Unfooling Perturbation-Based Post Hoc Explainers

Authors: Zachariah Carmichael, Walter J. Scheirer

AAAI 2023 | Conference PDF | Archive PDF | Plain Text | LLM Run Details

Reproducibility Variable Result LLM Response
Research Type Experimental We demonstrate that our approach successfully detects whether a black box system adversarially conceals its decision-making process and mitigates the adversarial attack on real-world data for the prevalent explainers, LIME and SHAP.
Researcher Affiliation Academia University of Notre Dame zcarmich@nd.edu, walter.scheirer@nd.edu
Pseudocode Yes Algorithms 1 (KNN-CAD.fit) and 2 (KNN-CAD.score samples) formalize this process. [...] In Algorithm 3, the procedure for adversarial attack detection, CAD-Detect, is detailed. [...] The algorithm for defending against adversarial attacks, CAD-Defend, is detailed in Algorithm 4.
Open Source Code Yes The code for this work is available at https://github. com/craymichael/unfooling.
Open Datasets Yes We consider three real-world high-stakes data sets to evaluate our approach: The Correctional Offender Management Profiling for Alternative Sanctions (COMPAS) dataset was collected by Pro Publica in 2016 for defendants from Broward County, Florida (Angwin et al. 2016).
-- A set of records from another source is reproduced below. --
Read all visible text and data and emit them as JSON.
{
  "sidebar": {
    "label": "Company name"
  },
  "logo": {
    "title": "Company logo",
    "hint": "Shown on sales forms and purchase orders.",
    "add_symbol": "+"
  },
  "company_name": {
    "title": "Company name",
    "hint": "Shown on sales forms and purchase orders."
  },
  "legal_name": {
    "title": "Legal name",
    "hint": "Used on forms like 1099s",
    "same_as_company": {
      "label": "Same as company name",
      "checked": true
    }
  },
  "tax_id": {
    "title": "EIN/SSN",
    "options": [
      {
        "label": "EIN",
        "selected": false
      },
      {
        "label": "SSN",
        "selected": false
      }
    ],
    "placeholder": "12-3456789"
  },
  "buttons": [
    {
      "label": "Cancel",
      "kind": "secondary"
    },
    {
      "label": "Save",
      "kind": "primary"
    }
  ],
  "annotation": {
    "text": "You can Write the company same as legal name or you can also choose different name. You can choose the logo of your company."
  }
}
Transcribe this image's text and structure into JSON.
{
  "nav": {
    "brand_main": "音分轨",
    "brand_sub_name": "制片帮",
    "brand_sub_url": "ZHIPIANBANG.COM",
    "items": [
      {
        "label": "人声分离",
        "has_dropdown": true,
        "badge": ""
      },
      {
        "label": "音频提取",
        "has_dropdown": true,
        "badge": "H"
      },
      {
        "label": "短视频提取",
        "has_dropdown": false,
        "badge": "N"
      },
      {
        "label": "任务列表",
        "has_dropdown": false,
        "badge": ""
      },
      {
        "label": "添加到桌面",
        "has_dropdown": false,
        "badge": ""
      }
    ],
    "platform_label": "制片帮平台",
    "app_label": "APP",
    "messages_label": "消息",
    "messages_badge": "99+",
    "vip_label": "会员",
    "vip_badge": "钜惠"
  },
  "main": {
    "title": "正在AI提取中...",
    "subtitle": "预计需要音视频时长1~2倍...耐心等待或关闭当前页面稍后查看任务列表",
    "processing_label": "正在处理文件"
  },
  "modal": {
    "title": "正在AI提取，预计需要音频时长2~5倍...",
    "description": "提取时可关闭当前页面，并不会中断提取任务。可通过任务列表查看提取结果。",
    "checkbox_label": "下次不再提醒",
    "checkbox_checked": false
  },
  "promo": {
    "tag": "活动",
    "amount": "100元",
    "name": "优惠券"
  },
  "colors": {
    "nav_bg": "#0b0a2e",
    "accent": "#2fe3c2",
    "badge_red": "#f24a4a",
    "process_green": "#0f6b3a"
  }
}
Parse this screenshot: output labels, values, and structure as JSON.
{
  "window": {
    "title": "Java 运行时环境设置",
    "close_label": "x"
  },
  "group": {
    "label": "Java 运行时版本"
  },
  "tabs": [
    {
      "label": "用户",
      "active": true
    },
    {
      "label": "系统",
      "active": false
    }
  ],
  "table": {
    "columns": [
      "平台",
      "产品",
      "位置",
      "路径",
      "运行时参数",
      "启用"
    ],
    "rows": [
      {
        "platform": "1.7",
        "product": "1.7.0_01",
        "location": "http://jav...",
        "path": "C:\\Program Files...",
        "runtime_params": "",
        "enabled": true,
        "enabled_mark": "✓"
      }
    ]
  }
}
The German Credit data set, donated to the University of California Irvine (UCI) machine learning repository in 1994, comprises a set of attributes for German individuals and the corresponding lender risk (Dua and Graff 2017). The Communities and Crime data set combines socioeconomic US census data (1990), US Law Enforcement Management and Administrative Statistics (LEMAS) survey data (1990), and US FBI Uniform Crime Reporting (UCR) data (1995) (Redmond and Baveja 2002).
Dataset Splits Yes For each data set, a sample size of N = 10; 000 was randomly sampled without replacement. The sample was then partitioned into 70% training and 30% testing.
Hardware Specification No The paper does not provide specific hardware details (e.g., CPU, GPU models, or memory specifications) used for running the experiments.
Software Dependencies Yes All code was written in Python 3.9 using numpy (Harris et al. 2020), scikit-learn (Pedregosa et al. 2011), pandas (McKinney 2010), and SciPy (Virtanen et al. 2020).
Experiment Setup Yes For each data set, a sample size of N = 10; 000 was randomly sampled without replacement. The sample was then partitioned into 70% training and 30% testing. [...] For LIME and SHAP, the number of perturbations was np = 1; 000 and np = 100, respectively. [...] The random seeds for all libraries were set to 42.